Was Joan looking for a place to stay? Or just moral support? Jessie wasn't sure and didn't want to make a misstep with Brandt's mother after she'd reached out to her. "What are you going to do?"
"I've already done it. I've left my husband."
Jessie's mouth fell open in shock. "What?"
"I should've done it long ago. So when he raced over to talk to his brothers after cutting Brandt off, I packed up and lit out."
"Where did you go?"
"I've been bouncing between Carolyn's, Kimi's and Vi's. They've rallied around me, which has been nice. But..." She sighed. "It's time I moved on. We've been miserable together for so long, maybe we have a chance to find happiness if we're apart."
"But where will you go now?"
"I'm going to Casper." Joan expelled a nervous laugh. "Funny, huh? That I'm leaving Casper to go to Casper? After I found out about Samantha and Landon, I visited Samantha in jail a few times. Poor thing doesn't have anyone in her life she can rely on. She needs help and she's accepted my offer to be there for her and Landon. He's such an unexpected joy. I haven't had much joy in my life lately. At sixty-two years old I feel I'm due."

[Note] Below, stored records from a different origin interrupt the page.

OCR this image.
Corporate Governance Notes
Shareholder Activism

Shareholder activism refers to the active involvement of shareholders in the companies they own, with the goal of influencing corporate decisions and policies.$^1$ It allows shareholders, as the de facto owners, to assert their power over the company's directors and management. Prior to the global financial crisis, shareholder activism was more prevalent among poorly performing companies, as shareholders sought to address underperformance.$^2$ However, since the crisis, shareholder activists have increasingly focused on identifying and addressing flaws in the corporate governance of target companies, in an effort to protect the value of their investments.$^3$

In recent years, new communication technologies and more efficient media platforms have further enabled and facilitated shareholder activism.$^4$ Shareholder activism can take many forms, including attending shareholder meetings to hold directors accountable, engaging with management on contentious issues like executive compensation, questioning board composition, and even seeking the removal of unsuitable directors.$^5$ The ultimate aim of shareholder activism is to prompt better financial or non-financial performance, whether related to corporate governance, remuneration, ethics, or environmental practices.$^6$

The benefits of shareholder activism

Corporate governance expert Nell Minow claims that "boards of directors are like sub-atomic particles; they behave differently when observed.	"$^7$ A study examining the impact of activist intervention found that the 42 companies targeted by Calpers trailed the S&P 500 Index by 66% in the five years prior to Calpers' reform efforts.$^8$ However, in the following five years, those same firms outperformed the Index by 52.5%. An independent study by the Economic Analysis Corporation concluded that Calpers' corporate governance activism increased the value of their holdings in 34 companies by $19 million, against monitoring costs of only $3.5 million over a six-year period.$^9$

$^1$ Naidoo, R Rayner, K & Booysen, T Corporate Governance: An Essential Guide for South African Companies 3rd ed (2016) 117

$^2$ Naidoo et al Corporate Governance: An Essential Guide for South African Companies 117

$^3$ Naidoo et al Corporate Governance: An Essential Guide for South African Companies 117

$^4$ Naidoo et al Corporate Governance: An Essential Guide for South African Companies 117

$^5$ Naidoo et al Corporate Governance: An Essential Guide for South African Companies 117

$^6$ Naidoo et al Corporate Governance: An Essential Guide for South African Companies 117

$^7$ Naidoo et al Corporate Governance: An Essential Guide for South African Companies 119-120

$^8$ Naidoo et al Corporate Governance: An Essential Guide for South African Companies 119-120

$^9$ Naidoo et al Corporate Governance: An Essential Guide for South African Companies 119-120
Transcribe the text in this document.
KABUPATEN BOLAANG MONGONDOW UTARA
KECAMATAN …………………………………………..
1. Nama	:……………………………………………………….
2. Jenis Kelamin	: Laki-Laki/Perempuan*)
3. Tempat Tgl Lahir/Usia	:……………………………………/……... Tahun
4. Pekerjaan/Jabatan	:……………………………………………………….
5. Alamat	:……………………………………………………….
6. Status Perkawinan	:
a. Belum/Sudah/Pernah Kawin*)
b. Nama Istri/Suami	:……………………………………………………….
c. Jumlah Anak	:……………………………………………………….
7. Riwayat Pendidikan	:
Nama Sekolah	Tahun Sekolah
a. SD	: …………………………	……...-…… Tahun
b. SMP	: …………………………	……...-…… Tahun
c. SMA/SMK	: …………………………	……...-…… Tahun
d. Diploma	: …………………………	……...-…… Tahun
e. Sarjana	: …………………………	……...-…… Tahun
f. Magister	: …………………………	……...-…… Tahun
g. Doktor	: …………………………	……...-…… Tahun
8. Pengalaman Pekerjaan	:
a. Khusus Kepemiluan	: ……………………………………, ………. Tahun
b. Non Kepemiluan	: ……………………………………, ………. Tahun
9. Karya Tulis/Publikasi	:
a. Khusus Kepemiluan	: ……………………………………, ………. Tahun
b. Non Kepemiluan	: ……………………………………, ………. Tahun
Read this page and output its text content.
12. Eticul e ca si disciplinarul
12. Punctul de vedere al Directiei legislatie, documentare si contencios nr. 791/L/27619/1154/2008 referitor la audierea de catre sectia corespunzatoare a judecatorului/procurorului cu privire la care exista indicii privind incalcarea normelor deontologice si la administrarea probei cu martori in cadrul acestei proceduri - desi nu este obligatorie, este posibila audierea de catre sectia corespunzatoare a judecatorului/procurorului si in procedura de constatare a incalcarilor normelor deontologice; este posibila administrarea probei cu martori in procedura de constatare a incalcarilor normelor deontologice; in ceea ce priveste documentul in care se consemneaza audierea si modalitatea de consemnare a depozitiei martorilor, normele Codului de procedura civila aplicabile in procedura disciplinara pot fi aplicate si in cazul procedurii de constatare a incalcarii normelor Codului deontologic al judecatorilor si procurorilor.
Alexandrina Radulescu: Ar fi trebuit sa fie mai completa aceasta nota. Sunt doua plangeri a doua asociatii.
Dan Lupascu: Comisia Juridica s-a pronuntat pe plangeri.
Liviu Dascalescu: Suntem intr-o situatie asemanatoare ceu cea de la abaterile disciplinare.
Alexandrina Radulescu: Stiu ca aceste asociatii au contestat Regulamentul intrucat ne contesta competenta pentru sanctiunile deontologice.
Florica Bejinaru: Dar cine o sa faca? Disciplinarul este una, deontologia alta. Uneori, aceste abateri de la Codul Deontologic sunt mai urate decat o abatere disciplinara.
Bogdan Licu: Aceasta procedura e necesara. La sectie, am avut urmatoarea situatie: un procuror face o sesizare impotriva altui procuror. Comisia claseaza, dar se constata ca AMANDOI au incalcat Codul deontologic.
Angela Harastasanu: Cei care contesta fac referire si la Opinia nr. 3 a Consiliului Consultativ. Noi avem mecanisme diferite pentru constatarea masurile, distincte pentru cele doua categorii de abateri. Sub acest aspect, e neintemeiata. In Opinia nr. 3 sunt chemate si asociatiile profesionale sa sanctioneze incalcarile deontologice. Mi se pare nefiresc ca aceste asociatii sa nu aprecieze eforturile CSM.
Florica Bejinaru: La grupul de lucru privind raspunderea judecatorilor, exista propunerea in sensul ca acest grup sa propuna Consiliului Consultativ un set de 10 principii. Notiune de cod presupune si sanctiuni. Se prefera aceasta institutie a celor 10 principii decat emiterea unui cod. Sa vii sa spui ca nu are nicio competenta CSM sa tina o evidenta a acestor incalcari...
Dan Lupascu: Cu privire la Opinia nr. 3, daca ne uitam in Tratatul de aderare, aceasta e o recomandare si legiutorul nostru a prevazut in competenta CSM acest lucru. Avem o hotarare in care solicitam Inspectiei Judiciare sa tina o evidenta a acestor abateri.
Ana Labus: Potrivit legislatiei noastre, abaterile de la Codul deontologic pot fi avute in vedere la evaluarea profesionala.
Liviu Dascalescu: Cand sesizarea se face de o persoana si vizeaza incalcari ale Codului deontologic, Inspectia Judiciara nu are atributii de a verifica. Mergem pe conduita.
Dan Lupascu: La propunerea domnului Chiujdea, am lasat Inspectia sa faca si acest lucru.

"Will you be living with them?"
She shook her head. "Close by. I've got a cousin who's agreed to let me stay with her temporarily. I don't know how long I'll be staying there. Luckily I won't need to get a job, not that I'm qualified for more than cookin' and cleanin' anyway, because I've got the 'mad' money I've been saving."
"Mad money?" Was that like...egg money or something?
"Every time Casper got mad about something, I put a dollar in the jar. You can imagine I've got a tidy pile after forty years."
That did cause Jessie to smile. Until she realized she might be the first one Joan had confided in. "Does Brandt know you're leaving?"